Decidir com dados, conduzir com pessoas

A inteligência artificial mudou a velocidade da decisão, mas não substituiu o que sempre coube ao líder: dar contexto, escolher o que importa e mobilizar pessoas para executar. Decidir é técnico. Conduzir é humano.

Decidir com dados, conduzir com pessoas

Dado bom não decide sozinho

Thomas Davenport, professor do Babson College e referência global em analytics, lembra em Competing on Analytics que dados ampliam — não substituem — o julgamento executivo. A IA reduz incerteza; ainda assim, alguém precisa decidir o trade-off entre crescimento e risco, velocidade e cuidado, eficiência e cultura.

O viés que a IA não corrige

Daniel Kahneman, Prêmio Nobel e autor de Thinking, Fast and Slow, mostrou décadas de evidências de que decisões intuitivas são sistematicamente enviesadas. A IA ajuda a expor esses vieses — mas só se o líder estiver disposto a ouvir o dado que contraria sua crença. Maturidade analítica é, antes de tudo, maturidade emocional.

Conduzir é o que continua sendo humano

Erik Brynjolfsson, do Stanford Digital Economy Lab, defende que o diferencial competitivo na era da IA não é quem tem o melhor modelo — é quem combina máquina com pessoas de forma mais eficaz. O líder do futuro decide com dados, mas conduz pelo sentido. Algoritmo informa; propósito mobiliza.

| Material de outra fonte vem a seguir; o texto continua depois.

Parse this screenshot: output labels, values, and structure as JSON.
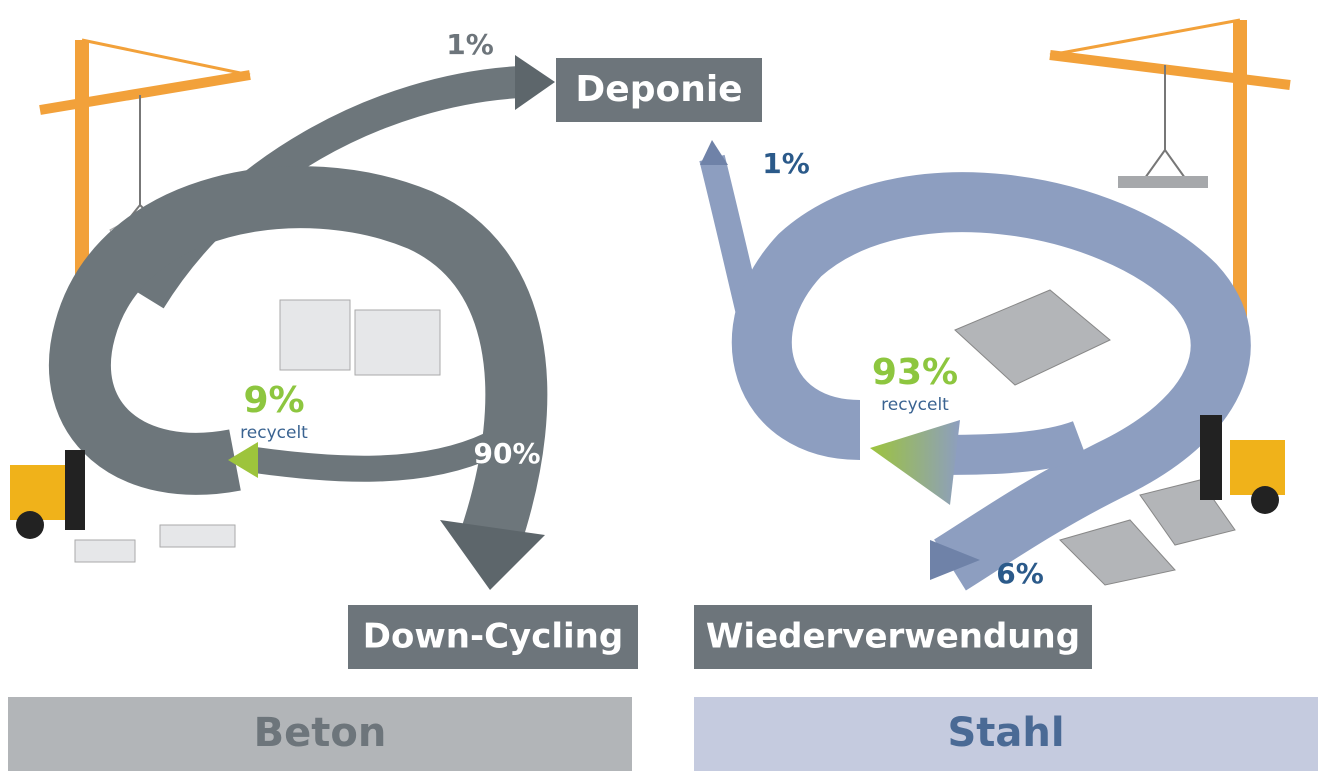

Na era da inteligência analítica, o trabalho do líder não diminuiu — ficou mais importante. Decidir com dados é técnica. Conduzir pessoas é liderança.

Cristiano Flores — Ágape Business Academy

Doutor em Eng. e Gestão de Operações

Faculdade de Engenharia da Universidade do Porto

Pesquisador Visitante MIT e Colaborador externo INESCTEC

Consultor Executivo.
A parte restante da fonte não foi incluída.